Buscando el cielo eterno

Una sonrisa cae a pedazos
sobre un suelo
gris
de asfalto
cansado de latir
desesperanzas.

Un septiembre rojo
empaña toda lágrima
que vuela
al viento
y se hace carne de súplicas.

Una y otra vez empujamos
nuestros cuerpos,
cansados de tanta metrópolis encima,
buscando llegar
cinco
minutos
antes
para poder idiotizarnos
frente a la pantalla.

Queremos comer asados
(Todos los putos días, anhelamos ser diferentes)
olvidándonos de todo aquel que se deja sentir.

Llega la noche y los miedos...

Miramos el techo,
al lado de una persona que no sabemos amar.
Otra vez
vuelven los recuerdos de infancia
y añoramos en silencio
la juventud que perdimos hace tiempo.

Sentimos que todo se desmorona en nosotros.
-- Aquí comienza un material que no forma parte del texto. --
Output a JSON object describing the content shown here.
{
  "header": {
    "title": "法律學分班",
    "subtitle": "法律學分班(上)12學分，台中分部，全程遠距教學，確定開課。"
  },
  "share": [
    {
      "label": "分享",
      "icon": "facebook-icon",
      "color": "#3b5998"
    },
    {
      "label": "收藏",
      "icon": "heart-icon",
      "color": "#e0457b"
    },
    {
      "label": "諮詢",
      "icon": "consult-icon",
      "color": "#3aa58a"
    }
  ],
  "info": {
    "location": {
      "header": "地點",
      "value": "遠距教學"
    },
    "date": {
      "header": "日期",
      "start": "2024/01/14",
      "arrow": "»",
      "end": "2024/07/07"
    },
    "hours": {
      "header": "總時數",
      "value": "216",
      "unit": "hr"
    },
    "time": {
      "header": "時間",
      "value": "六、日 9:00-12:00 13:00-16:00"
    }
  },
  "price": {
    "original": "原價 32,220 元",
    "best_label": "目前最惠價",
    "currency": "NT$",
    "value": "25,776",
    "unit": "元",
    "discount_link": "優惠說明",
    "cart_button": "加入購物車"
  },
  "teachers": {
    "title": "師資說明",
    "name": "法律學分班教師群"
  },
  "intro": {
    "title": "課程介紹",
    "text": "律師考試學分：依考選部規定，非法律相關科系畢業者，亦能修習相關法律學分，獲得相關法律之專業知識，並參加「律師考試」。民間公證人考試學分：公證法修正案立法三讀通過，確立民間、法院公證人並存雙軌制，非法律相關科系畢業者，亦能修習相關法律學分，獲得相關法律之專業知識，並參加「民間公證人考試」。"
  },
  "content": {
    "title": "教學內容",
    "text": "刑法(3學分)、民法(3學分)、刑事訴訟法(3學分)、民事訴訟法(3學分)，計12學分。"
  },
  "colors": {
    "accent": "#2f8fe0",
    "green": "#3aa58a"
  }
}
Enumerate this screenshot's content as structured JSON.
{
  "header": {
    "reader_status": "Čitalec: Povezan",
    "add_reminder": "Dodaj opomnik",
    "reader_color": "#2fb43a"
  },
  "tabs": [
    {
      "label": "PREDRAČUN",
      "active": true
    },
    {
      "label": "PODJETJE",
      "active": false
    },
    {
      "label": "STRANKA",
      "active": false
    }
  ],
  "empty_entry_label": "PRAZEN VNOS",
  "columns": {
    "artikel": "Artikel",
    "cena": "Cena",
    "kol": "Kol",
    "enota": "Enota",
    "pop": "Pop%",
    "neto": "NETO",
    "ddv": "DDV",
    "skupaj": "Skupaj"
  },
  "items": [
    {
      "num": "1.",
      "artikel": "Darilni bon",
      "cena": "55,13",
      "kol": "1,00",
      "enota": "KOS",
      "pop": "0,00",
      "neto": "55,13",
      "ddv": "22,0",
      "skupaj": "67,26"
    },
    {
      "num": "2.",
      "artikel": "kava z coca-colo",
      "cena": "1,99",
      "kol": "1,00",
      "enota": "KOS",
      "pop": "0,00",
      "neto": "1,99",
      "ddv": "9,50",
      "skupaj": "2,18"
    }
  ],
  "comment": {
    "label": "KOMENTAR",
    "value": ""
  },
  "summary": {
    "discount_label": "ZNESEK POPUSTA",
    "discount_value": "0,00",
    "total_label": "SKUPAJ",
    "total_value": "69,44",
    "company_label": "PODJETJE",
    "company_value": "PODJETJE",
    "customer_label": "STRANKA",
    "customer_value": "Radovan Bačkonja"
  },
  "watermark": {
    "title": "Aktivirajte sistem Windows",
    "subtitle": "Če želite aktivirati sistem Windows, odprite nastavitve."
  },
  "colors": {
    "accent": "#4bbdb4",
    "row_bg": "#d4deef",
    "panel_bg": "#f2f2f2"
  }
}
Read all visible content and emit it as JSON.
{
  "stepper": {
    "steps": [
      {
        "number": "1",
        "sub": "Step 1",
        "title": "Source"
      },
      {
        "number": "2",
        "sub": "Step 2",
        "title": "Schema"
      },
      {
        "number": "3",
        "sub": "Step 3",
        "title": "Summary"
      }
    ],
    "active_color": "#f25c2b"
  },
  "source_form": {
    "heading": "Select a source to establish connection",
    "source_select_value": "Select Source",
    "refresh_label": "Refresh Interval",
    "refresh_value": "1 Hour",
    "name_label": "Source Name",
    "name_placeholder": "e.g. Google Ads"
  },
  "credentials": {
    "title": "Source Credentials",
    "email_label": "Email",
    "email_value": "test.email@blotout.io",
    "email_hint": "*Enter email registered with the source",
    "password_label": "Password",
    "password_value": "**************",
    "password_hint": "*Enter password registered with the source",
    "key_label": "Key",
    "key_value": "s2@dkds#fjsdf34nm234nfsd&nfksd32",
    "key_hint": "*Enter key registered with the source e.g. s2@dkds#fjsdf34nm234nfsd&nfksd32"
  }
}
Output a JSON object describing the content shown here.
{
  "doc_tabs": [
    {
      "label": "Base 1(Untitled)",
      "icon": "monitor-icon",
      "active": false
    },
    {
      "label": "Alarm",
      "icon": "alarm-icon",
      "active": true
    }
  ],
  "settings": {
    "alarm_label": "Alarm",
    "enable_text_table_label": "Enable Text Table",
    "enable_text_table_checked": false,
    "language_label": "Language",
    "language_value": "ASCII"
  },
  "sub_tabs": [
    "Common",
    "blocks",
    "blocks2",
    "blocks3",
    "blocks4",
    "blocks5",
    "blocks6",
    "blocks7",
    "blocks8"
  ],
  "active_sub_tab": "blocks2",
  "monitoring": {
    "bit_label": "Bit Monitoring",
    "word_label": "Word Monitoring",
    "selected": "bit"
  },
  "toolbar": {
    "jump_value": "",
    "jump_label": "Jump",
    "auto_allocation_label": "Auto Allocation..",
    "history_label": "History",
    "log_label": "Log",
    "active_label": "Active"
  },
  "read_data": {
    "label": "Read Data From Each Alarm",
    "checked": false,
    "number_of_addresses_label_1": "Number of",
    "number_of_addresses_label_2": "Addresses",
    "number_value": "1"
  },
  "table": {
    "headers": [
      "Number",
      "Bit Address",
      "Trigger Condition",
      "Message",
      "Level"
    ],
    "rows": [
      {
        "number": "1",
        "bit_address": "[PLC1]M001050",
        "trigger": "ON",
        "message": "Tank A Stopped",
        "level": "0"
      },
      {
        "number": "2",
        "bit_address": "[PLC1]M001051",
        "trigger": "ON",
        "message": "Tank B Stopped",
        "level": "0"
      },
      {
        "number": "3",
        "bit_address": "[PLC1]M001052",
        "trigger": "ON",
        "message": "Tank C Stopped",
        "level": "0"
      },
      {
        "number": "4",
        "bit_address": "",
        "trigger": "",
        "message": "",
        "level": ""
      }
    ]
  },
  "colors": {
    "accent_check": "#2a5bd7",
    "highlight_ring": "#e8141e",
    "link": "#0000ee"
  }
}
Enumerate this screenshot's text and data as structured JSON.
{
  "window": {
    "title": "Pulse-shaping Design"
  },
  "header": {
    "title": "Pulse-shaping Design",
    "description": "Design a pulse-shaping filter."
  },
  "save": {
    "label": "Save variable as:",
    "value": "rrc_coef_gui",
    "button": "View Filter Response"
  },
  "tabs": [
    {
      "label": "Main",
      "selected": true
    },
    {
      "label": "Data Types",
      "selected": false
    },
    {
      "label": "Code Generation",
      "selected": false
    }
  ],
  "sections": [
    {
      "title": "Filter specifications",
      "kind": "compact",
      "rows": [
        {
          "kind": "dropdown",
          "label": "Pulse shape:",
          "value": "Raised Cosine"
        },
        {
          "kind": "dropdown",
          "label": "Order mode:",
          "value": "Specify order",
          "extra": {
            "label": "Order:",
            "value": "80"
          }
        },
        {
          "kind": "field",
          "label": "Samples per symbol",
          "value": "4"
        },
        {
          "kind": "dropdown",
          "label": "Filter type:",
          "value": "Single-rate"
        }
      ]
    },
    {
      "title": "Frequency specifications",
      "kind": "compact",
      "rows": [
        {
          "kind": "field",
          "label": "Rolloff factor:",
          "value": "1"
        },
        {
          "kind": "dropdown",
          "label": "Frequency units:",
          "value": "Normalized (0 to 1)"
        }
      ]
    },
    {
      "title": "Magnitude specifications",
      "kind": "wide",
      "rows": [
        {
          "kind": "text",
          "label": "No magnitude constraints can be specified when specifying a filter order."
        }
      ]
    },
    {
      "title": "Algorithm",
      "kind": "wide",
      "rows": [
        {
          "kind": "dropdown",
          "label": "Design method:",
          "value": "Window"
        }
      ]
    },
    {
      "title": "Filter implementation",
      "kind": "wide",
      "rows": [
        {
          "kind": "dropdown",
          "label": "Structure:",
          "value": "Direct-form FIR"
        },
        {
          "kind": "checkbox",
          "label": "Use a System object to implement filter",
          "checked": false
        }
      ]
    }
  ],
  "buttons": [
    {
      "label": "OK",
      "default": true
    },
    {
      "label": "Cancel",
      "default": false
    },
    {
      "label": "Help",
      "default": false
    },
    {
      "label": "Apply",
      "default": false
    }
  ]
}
Deseamos, antes de cerrar los ojos
no despertar jamás y
al fin llegar al cielo que tanto ansiamos.


Teodoro Duarte.




lunes, 22 de agosto de 2011

Te amo y ya no sé

Insurrecciones
bifurcándose
en el lapso solar
cuando soñás
ser algo más que un mundo,
lleno de esperanzas vanas
que no llevan a nada
más que al hecho de existir
magramente.

Recorriendo historias
que persiguen
y te hacen invicto.

Odio de ser esclavo
de sensaciones oscuras
y es tan puro su andar
que no juega con ser libre
(hace rato que lo es).

Hoy el día es tan nuestro
que Dios se olvida
de reclamar clemencia.

Te amo y ya no sé
si el mañana es materia
cuando nos revolcamos en el limbo
para creernos santos
sin alas.

Estamos tan lejos
no creo poder besarte

en el sol estrellaré mi rostro
lleno del hollín de la noche inundada de polvo...


Teodoro Duarte

lunes, 1 de agosto de 2011

Mañana

Todo supone que el día posterior al que estamos es el futuro, todos suponemos eso por lo menos.
Juan Uriarte pensó el mañana de una manera diferente. Creyó y lo puso en todo su cuerpo como algo que pertenecía al momento en el cual está viviendo, y negó todos los tiempos verbales. Se quedó únicamente con el presente.
Desde ese momento Juan no deja de ver por su ventana, esperando que alguien venga a buscarlo.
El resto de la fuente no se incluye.